Qualifications and experience
- 4–7 years of experience in agricultural extension, rural livelihoods, or agri-enterprise development, with direct field implementation experience (not solely research or policy)
- Hands-on experience in at least two of the following: GAP training and extension, collective marketing and FPO formation, livestock management in tribal or rain-fed contexts, agri-water structures (MNREGA), or value chain development for small and marginal farmers
- Demonstrated experience training community cadres or CRPs — not just training households, but building the next tier of trainers
- Experience with Odisha or comparable tribal agriculture — familiarity with rainfed farming systems, tribal land use patterns, and the specific pest and soil challenges of this geography strongly preferred
- Exposure to market linkage work: producer group formation, mandi systems, collective selling, or institutional procurement (FCI, state procurement, private buyers)

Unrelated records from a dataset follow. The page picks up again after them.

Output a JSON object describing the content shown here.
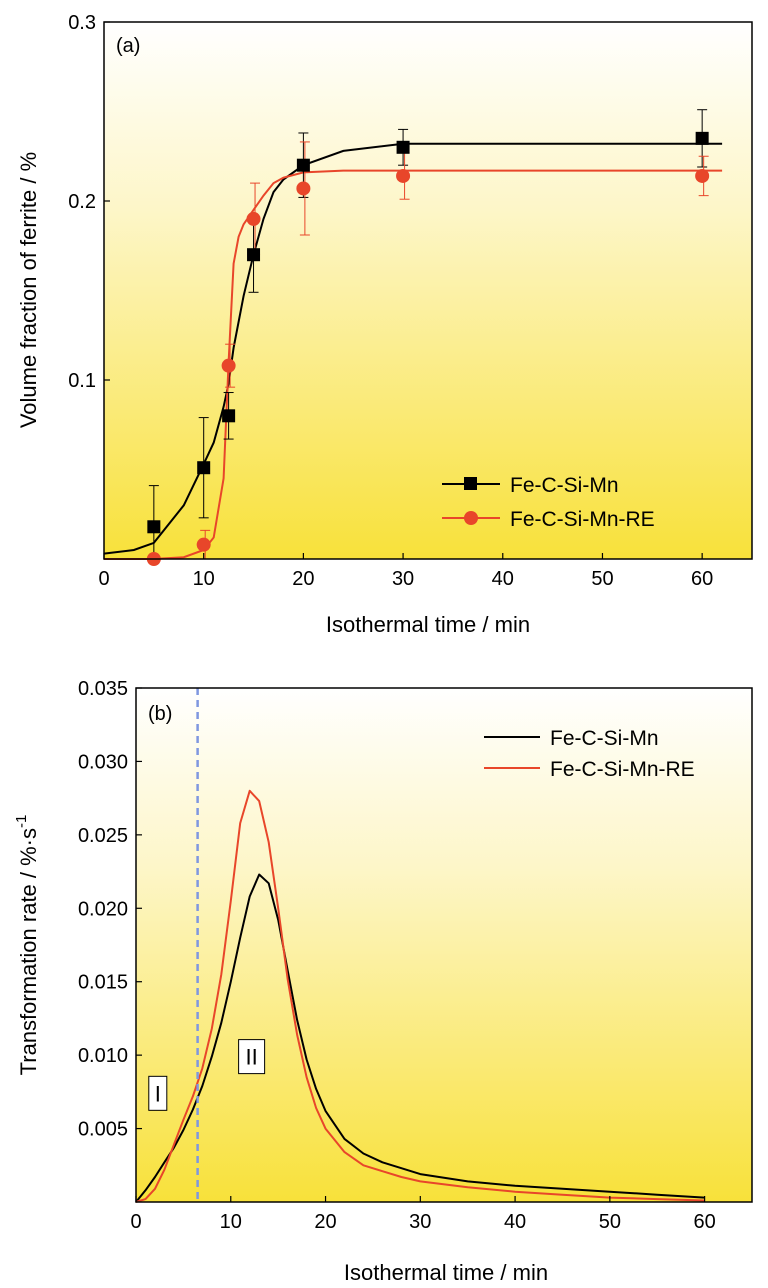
{
  "chart_data": [
    {
      "panel_label": "(a)",
      "type": "scatter",
      "xlabel": "Isothermal time / min",
      "ylabel": "Volume fraction of ferrite / %",
      "xlim": [
        0,
        65
      ],
      "ylim": [
        0,
        0.3
      ],
      "xticks": [
        "0",
        "10",
        "20",
        "30",
        "40",
        "50",
        "60"
      ],
      "yticks": [
        "0.1",
        "0.2",
        "0.3"
      ],
      "ytick_values": [
        0.1,
        0.2,
        0.3
      ],
      "legend_position": "bottom-right",
      "background": "gradient white to yellow",
      "series": [
        {
          "name": "Fe-C-Si-Mn",
          "color": "#000000",
          "marker": "square",
          "points": [
            {
              "x": 5,
              "y": 0.018,
              "err": 0.023
            },
            {
              "x": 10,
              "y": 0.051,
              "err": 0.028
            },
            {
              "x": 12.5,
              "y": 0.08,
              "err": 0.013
            },
            {
              "x": 15,
              "y": 0.17,
              "err": 0.021
            },
            {
              "x": 20,
              "y": 0.22,
              "err": 0.018
            },
            {
              "x": 30,
              "y": 0.23,
              "err": 0.01
            },
            {
              "x": 60,
              "y": 0.235,
              "err": 0.016
            }
          ],
          "fit_curve": {
            "x": [
              0,
              3,
              5,
              8,
              10,
              11,
              12,
              12.5,
              13,
              14,
              15,
              16,
              17,
              18,
              20,
              24,
              30,
              40,
              50,
              62
            ],
            "y": [
              0.003,
              0.005,
              0.009,
              0.03,
              0.053,
              0.065,
              0.085,
              0.098,
              0.118,
              0.147,
              0.17,
              0.19,
              0.205,
              0.212,
              0.22,
              0.228,
              0.232,
              0.232,
              0.232,
              0.232
            ]
          }
        },
        {
          "name": "Fe-C-Si-Mn-RE",
          "color": "#e8462a",
          "marker": "circle",
          "points": [
            {
              "x": 5,
              "y": 0.0,
              "err": 0.0
            },
            {
              "x": 10,
              "y": 0.008,
              "err": 0.008
            },
            {
              "x": 12.5,
              "y": 0.108,
              "err": 0.012
            },
            {
              "x": 15,
              "y": 0.19,
              "err": 0.02
            },
            {
              "x": 20,
              "y": 0.207,
              "err": 0.026
            },
            {
              "x": 30,
              "y": 0.214,
              "err": 0.013
            },
            {
              "x": 60,
              "y": 0.214,
              "err": 0.011
            }
          ],
          "fit_curve": {
            "x": [
              0,
              3,
              5,
              8,
              10,
              11,
              12,
              12.5,
              13,
              13.5,
              14,
              15,
              16,
              17,
              18,
              20,
              24,
              30,
              40,
              50,
              62
            ],
            "y": [
              0.0,
              0.0,
              0.0,
              0.001,
              0.005,
              0.012,
              0.045,
              0.11,
              0.165,
              0.18,
              0.187,
              0.195,
              0.203,
              0.21,
              0.213,
              0.216,
              0.217,
              0.217,
              0.217,
              0.217,
              0.217
            ]
          }
        }
      ]
    },
    {
      "panel_label": "(b)",
      "type": "line",
      "xlabel": "Isothermal time / min",
      "ylabel_main": "Transformation rate / %·s",
      "ylabel_sup": "-1",
      "xlim": [
        0,
        65
      ],
      "ylim": [
        0,
        0.035
      ],
      "xticks": [
        "0",
        "10",
        "20",
        "30",
        "40",
        "50",
        "60"
      ],
      "yticks": [
        "0.005",
        "0.010",
        "0.015",
        "0.020",
        "0.025",
        "0.030",
        "0.035"
      ],
      "ytick_values": [
        0.005,
        0.01,
        0.015,
        0.02,
        0.025,
        0.03,
        0.035
      ],
      "legend_position": "top-right",
      "background": "gradient white to yellow",
      "divider_x": 6.5,
      "divider_color": "#7f97e0",
      "regions": [
        {
          "label": "I",
          "x": 2.3,
          "y": 0.0074
        },
        {
          "label": "II",
          "x": 12.2,
          "y": 0.0099
        }
      ],
      "series": [
        {
          "name": "Fe-C-Si-Mn",
          "color": "#000000",
          "x": [
            0,
            1,
            2,
            3,
            4,
            5,
            6,
            7,
            8,
            9,
            10,
            11,
            12,
            13,
            14,
            15,
            16,
            17,
            18,
            19,
            20,
            22,
            24,
            26,
            28,
            30,
            35,
            40,
            45,
            50,
            55,
            60
          ],
          "y": [
            0.0,
            0.0008,
            0.0017,
            0.0027,
            0.0037,
            0.0049,
            0.0063,
            0.0079,
            0.0099,
            0.0122,
            0.015,
            0.018,
            0.0208,
            0.0223,
            0.0217,
            0.0192,
            0.0158,
            0.0124,
            0.0097,
            0.0077,
            0.0062,
            0.0043,
            0.0033,
            0.0027,
            0.0023,
            0.0019,
            0.0014,
            0.0011,
            0.0009,
            0.0007,
            0.0005,
            0.0003
          ]
        },
        {
          "name": "Fe-C-Si-Mn-RE",
          "color": "#e8462a",
          "x": [
            0,
            1,
            2,
            3,
            4,
            5,
            6,
            7,
            8,
            9,
            10,
            11,
            12,
            13,
            14,
            15,
            16,
            17,
            18,
            19,
            20,
            22,
            24,
            26,
            28,
            30,
            35,
            40,
            45,
            50,
            55,
            60
          ],
          "y": [
            0.0,
            0.0002,
            0.0009,
            0.0022,
            0.0039,
            0.0056,
            0.0072,
            0.0091,
            0.0118,
            0.0155,
            0.0205,
            0.0258,
            0.028,
            0.0273,
            0.0245,
            0.02,
            0.0152,
            0.0114,
            0.0085,
            0.0064,
            0.005,
            0.0034,
            0.0025,
            0.0021,
            0.0017,
            0.0014,
            0.001,
            0.0007,
            0.0005,
            0.0003,
            0.0002,
            0.0001
          ]
        }
      ]
    }
  ]
}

- B.Sc. or M.Sc. Agriculture, Horticulture preferred; strong field experience in a relevant role may substitute for formal qualification
Skills and attributes
- Training design and delivery: the ability to translate agronomic knowledge into demonstration-based learning that a semiliterate household member can act on the next morning
- Market intelligence: comfort navigating mandi systems, reading price signals, and negotiating on behalf of a producer group
- Community rapport: trusted by farmers; not perceived as an external expert but as someone who learns from the field as much as they teach
- Fluency in Odia essential;
- Organised and data-literate: tracks seasonal data, adoption rates, and market outcomes; can read a spreadsheet and write a structured field note
- Collaborative: works within a team model, your role is to build the capacity of Coaches and Cluster Leads, not to be the only agri person in the room
- Willingness to travel extensively within Rayagada district and be field-based full-time; seasonal peaks (planting and harvest months) require intensive field presence
What’s in it for you?
Own your growth: Our impact-led environment encourages learning and development through L&D wallet, mentorships, and opportunities to grow into new roles.
Find your tribe: We hire for intent, attitude, smarts and skills, in that order. You will join a passionate team committed to people excellence and inclusion.
Take big bets: Be part of scalable and impactful initiatives — driving change across 50,000+ households, 15+ governments, 200+ social enterprises and more.
Make it happen: Work with high autonomy and purpose in a culture that empowers Nudgesters to take action, iterate fast and implement bold ideas.
We aspire to be an inclusive and diverse organisation and encourage qualified individuals irrespective of their religion, caste, gender identity or expression, sexual orientation, ethnicity, age, or any other dimension of identity, to apply.